Weekly edition of things I’m trying to “Let Go, Let Them, and Let Me” this week:
Someone made an offhand comment about me being a hater a couple weeks ago and it’s refusing to leave me like that smudge on the edge of your glasses that you can’t get off no matter how hard you try. I like to think I’m a skeptic; I don’t buy into the hype very easily. But the reason this thing is bothering me is not that they might be right but because this is the part of me (the unlikeable part) that I usually have on lockdown! Now that I have apparently let it loose, do they dislike me? What have they told others about me? Yeah, trying to let go of that stream of anxiety and let them.
I’ve been having a hard and confusing time at work recently. I won’t go into too much detail but I’ve been having some difficulty advocating for resources or being brought into things that are ostensibly part of my job description, and it’s been sending me down the rabbit hole of do they not think I’m good at my job? Am I in trouble? I’m trying to practice telling myself that I don’t have any real evidence as to why they might think that way.

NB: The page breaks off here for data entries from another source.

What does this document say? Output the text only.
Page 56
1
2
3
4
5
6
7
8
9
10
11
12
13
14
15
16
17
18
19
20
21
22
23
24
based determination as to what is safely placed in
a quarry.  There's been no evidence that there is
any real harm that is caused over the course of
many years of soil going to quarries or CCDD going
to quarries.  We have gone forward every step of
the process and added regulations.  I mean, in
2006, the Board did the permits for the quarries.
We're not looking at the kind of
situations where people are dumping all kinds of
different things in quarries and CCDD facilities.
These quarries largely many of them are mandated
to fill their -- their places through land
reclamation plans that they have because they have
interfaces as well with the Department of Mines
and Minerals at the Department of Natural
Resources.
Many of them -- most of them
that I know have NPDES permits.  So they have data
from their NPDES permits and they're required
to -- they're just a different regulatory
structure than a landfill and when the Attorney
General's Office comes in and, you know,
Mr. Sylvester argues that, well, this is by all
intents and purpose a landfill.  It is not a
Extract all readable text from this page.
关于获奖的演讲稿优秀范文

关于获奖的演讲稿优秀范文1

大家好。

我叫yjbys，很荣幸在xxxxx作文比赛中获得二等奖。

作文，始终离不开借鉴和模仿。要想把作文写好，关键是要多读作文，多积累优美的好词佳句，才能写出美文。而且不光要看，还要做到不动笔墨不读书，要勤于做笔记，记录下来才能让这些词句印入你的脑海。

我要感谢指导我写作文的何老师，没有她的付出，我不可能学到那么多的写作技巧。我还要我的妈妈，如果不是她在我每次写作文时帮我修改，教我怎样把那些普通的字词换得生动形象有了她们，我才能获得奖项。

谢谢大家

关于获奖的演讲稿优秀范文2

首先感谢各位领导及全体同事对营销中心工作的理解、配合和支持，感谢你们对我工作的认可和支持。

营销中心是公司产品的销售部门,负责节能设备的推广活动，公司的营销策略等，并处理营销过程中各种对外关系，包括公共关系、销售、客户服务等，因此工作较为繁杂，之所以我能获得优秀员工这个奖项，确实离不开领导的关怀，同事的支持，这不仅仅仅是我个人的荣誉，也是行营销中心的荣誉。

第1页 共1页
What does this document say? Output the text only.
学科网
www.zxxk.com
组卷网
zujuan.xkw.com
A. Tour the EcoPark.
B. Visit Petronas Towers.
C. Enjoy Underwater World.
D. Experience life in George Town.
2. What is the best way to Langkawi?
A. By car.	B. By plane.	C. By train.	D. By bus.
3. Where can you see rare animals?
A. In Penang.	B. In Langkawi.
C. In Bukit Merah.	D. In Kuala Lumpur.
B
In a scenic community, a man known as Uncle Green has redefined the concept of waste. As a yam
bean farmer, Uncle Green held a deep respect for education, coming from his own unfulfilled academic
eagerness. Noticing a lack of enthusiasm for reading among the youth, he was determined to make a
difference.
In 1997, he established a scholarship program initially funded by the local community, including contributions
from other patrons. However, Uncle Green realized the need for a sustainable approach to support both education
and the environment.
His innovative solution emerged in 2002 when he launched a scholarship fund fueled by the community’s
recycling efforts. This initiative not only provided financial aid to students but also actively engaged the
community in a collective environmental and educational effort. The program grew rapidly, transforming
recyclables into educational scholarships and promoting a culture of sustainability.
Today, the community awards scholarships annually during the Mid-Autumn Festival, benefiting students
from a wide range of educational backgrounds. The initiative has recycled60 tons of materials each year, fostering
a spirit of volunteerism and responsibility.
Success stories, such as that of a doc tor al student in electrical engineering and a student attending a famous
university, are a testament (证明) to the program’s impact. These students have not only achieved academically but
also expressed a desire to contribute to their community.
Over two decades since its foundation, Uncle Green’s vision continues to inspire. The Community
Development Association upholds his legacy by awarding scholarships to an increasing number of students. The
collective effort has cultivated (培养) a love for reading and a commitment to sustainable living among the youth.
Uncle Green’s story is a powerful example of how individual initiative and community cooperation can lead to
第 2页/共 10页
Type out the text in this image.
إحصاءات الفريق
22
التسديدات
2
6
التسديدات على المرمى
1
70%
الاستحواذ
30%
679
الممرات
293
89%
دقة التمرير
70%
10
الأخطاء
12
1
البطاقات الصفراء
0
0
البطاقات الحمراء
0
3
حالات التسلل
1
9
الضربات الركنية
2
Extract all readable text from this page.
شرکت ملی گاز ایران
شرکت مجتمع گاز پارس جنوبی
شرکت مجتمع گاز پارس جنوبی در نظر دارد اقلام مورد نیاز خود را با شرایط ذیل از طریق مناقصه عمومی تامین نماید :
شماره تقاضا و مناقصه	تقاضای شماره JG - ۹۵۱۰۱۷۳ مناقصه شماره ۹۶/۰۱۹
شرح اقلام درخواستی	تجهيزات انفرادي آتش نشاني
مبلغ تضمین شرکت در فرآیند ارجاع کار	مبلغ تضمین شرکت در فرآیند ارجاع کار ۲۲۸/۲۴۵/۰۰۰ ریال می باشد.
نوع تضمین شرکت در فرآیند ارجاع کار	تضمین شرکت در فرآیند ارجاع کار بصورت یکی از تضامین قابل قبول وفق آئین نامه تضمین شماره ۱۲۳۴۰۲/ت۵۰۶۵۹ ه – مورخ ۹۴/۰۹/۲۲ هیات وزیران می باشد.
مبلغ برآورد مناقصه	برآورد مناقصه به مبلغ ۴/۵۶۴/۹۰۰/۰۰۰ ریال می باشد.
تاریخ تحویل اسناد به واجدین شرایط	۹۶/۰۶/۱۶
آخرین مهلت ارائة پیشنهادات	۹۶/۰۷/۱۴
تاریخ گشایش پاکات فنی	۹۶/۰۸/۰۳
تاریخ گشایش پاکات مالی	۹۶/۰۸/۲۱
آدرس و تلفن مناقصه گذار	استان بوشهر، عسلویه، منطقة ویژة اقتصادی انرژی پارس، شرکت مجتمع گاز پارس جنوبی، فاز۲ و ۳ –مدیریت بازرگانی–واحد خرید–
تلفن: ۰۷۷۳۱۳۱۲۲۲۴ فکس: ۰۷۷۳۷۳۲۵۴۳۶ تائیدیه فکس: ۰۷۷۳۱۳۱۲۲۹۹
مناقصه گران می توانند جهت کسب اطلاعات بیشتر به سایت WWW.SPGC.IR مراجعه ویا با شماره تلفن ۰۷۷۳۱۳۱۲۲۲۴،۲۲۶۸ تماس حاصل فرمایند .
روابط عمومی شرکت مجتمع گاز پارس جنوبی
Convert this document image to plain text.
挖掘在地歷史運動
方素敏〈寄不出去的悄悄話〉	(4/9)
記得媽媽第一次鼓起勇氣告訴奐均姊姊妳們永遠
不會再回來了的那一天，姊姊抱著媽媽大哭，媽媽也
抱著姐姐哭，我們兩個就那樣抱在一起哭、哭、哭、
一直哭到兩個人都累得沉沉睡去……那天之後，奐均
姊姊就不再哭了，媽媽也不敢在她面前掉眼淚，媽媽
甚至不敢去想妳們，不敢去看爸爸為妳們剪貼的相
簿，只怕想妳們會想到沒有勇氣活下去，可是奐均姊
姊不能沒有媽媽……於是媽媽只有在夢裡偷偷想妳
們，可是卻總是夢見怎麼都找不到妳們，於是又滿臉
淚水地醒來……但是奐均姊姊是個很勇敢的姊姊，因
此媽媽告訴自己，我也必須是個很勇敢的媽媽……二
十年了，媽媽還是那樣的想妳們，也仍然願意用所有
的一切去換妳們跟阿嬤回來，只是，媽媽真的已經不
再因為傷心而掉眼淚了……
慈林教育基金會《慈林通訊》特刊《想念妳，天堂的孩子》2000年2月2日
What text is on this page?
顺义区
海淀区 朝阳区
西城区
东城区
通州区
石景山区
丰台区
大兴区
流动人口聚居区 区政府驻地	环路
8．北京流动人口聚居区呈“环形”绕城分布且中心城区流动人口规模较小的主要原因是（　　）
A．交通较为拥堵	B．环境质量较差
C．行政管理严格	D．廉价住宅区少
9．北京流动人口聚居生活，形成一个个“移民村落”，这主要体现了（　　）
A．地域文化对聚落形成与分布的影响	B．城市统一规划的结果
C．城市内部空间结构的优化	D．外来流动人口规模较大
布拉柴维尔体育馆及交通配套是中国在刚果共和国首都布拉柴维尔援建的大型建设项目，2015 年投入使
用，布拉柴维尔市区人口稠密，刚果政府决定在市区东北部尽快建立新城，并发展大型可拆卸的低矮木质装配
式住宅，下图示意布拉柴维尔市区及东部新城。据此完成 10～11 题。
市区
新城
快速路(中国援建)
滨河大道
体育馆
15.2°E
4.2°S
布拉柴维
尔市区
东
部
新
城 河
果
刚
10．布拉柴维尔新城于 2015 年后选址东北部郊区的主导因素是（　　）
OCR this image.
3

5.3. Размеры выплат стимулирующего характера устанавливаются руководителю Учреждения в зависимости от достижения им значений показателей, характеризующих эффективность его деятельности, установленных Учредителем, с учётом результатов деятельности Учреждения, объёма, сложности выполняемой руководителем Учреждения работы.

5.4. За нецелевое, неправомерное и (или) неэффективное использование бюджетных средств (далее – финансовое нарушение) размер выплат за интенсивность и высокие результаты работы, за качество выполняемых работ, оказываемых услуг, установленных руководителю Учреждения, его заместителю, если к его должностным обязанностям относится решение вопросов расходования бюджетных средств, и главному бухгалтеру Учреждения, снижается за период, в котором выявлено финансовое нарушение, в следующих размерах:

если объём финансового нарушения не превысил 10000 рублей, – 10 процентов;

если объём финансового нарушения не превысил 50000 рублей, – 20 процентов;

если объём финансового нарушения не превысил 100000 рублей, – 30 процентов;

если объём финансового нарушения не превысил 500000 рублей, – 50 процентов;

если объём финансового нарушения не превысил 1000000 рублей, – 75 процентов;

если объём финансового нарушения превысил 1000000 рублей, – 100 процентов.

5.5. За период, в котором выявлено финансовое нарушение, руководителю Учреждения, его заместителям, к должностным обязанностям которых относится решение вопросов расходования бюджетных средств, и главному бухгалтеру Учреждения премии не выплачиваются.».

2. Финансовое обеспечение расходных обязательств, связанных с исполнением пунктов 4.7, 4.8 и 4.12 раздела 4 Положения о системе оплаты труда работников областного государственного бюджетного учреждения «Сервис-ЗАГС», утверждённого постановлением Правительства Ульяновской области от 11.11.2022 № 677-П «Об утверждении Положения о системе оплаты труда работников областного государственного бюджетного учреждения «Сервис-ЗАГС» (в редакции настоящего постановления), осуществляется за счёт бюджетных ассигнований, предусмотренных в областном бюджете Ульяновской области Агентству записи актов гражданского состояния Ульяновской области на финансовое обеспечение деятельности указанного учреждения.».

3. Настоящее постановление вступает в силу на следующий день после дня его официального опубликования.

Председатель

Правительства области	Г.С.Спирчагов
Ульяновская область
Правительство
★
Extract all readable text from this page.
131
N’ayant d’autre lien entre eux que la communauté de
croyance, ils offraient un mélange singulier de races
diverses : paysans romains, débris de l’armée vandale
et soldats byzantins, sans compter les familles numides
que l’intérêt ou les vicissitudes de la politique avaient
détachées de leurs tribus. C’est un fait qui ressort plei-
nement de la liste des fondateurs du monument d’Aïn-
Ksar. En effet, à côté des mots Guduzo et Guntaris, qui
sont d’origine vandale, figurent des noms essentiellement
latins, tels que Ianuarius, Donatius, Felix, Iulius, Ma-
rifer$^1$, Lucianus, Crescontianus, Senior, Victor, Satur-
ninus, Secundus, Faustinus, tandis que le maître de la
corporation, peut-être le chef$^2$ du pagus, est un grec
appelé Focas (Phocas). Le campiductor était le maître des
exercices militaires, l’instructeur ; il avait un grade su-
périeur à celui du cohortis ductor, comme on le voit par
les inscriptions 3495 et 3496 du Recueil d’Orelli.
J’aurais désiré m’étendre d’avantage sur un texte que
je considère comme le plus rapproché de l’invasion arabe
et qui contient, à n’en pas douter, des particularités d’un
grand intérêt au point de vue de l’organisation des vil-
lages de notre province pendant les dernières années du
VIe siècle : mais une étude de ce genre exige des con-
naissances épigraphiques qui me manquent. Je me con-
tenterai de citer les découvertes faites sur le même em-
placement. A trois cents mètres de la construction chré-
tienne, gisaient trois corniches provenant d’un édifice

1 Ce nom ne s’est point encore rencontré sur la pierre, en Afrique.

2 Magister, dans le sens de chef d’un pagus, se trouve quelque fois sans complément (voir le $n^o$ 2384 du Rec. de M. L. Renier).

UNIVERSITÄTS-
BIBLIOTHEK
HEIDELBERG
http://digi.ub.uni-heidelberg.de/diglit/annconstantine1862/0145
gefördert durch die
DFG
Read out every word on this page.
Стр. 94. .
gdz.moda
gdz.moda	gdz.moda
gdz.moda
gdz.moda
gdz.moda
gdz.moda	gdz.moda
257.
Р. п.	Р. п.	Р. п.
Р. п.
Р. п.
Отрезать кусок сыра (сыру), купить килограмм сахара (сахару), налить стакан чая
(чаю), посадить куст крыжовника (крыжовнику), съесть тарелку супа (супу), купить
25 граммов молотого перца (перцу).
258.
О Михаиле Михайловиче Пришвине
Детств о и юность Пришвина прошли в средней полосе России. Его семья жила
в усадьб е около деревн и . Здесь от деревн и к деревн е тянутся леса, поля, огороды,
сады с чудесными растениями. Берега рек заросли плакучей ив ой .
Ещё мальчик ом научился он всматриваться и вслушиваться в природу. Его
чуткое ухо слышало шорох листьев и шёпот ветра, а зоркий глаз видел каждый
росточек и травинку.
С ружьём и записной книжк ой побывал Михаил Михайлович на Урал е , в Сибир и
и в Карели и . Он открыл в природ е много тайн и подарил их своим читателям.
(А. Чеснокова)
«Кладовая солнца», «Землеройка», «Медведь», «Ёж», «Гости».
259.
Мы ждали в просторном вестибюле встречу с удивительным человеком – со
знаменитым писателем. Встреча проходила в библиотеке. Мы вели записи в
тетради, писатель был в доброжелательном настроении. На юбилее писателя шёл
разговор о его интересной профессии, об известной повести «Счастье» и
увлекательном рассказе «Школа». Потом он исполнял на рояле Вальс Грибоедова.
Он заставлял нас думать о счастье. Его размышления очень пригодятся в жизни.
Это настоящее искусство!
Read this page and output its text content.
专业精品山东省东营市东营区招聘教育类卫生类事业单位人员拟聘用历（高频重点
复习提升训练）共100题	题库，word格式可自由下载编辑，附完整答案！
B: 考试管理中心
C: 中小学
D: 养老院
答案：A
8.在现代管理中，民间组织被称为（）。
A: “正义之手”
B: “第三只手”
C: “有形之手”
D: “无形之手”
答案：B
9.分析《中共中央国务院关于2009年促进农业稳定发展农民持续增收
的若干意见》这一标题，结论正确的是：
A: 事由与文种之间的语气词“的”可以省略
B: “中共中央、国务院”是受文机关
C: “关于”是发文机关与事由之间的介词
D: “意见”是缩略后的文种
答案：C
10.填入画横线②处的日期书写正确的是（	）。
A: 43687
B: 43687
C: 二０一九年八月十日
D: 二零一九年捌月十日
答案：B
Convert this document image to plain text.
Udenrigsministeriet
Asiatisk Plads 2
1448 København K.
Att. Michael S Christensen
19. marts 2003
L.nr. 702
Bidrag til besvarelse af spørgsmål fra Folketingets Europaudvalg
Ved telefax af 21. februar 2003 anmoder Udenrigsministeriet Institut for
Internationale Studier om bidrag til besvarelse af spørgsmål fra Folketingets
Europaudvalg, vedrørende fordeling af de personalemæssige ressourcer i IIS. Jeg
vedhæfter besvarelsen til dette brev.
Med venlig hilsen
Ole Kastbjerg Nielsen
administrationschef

I’ve been trying to become better friends with a couple other new mums I know because it’s hard not having other mum friends who get it. One of them is a terrible texter but also somehow very good at always having plans and I keep having to tell myself “it’s not me! She’s not not texting me because she hates me.” It’s hard to believe it and try again the next time, but I’m working on saying “Let her be bad at this and Let me keep trying.”
That’s it for this fortnight! See you all in a couple more weeks, hopefully I’ll pick a less heavy topic for that one.